When We Apologize
“Our ability to hurt each other is enormous, but nowhere is it more powerful than in families, so nowhere are apologies more frequently needed — and resisted."1
Children profit when we teach them two things: The first is saying “ouch” when we’ve been injured by their unkind words or actions (see June 2012 Family Tip of the Month). We often give our kids a pass when they demean our cooking or mock our viewpoint or deliver a hostile hand gesture. Instead of saying “Ouch, that’s really hurtful,” we show them only anger (“Don’t talk to me that way!”)
The second lesson we can teach comes from saying “I’m sorry” when we’ve hurt them. We grab a stubborn child by the arm and pull her toward the door, and when we grab too hard and she cries out, we tell her we wouldn’t have had to be so rough if she’d been obedient in the first place. We don’t apologize. At other times, we lose our patience and exclaim, “You’re such a brat!” Afterwards, we might feel some guilt about what we said, but it may not occur to us to apologize.

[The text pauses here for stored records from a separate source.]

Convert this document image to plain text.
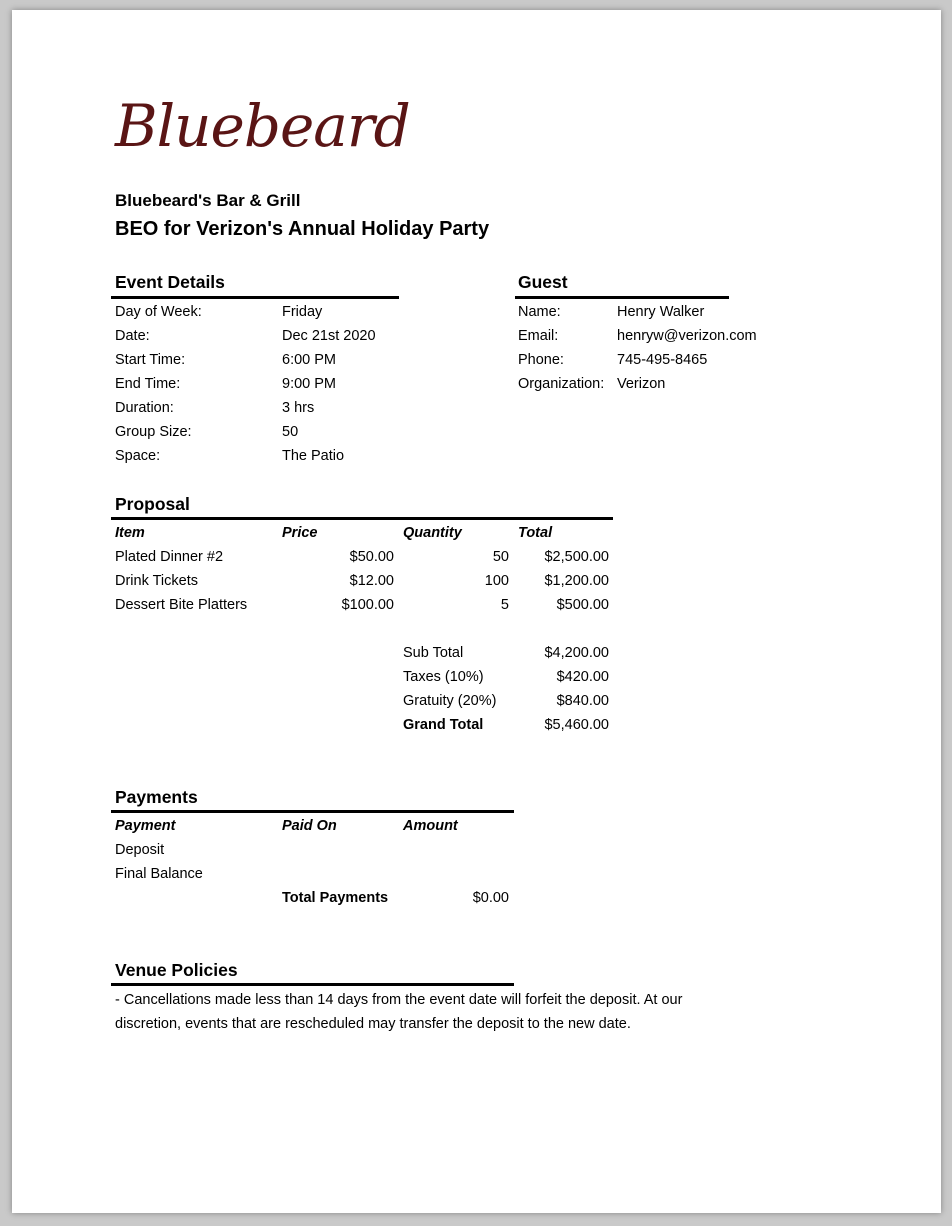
Bluebeard
Bluebeard's Bar & Grill
BEO for Verizon's Annual Holiday Party
Event Details
Day of Week:	Friday
Date:	Dec 21st 2020
Start Time:	6:00 PM
End Time:	9:00 PM
Duration:	3 hrs
Group Size:	50
Space:	The Patio
Guest
Name:	Henry Walker
Email:	henryw@verizon.com
Phone:	745-495-8465
Organization: Verizon
Proposal
Item	Price	Quantity	Total
Plated Dinner #2	$50.00	50	$2,500.00
Drink Tickets	$12.00	100	$1,200.00
Dessert Bite Platters	$100.00	5	$500.00
Sub Total	$4,200.00
Taxes (10%)	$420.00
Gratuity (20%)	$840.00
Grand Total	$5,460.00
Payments
Payment	Paid On	Amount
Deposit
Final Balance
Total Payments	$0.00
Venue Policies
- Cancellations made less than 14 days from the event date will forfeit the deposit. At our discretion, events that are rescheduled may transfer the deposit to the new date.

Both “Ouch, that’s hurtful” and “I’d like to apologize” are ways we make ourselves vulnerable — not always easy to do with our kids. To apologize — to admit that we erred — can seem like we’re giving up our power as parents, relinquishing our authority and losing our position. Some of us mistakenly regard apologizing as revealing weakness, setting ourselves up for our children to take advantage of us. Not so.

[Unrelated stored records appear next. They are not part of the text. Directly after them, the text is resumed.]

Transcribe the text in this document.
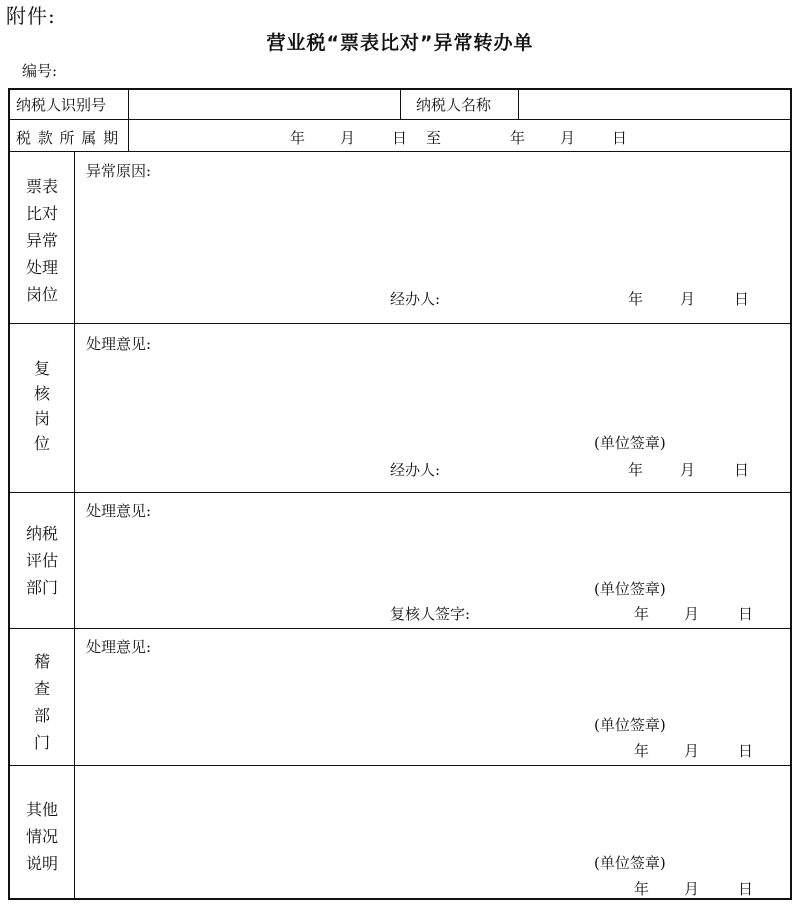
附件:
营业税“票表比对”异常转办单
编号:
纳税人识别号	纳税人名称
税 款 所 属 期	年 月 日 至	年 月 日
票表
比对
异常
处理
岗位
异常原因:
经办人:	年 月	日
复
核
岗
位
处理意见:
(单位签章)
经办人:	年 月	日
纳税
评估
部门
处理意见:
(单位签章)
复核人签字:	年 月	日
稽
查
部
门
处理意见:
(单位签章)
年 月	日
其他
情况
说明	(单位签章)
年 月	日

Apologizing to our kids takes courage. It’s something our children need from us in order to learn how it’s done, a skill that will serve them well for the rest of their lives. To boot, if they learn the value of an apology, maybe they’ll offer us one when we say “Ouch.” Wouldn’t that be nice?
- Tannen, Deborah. I Only Say This Because I Love You. Random House Digital, Inc. May, 2002.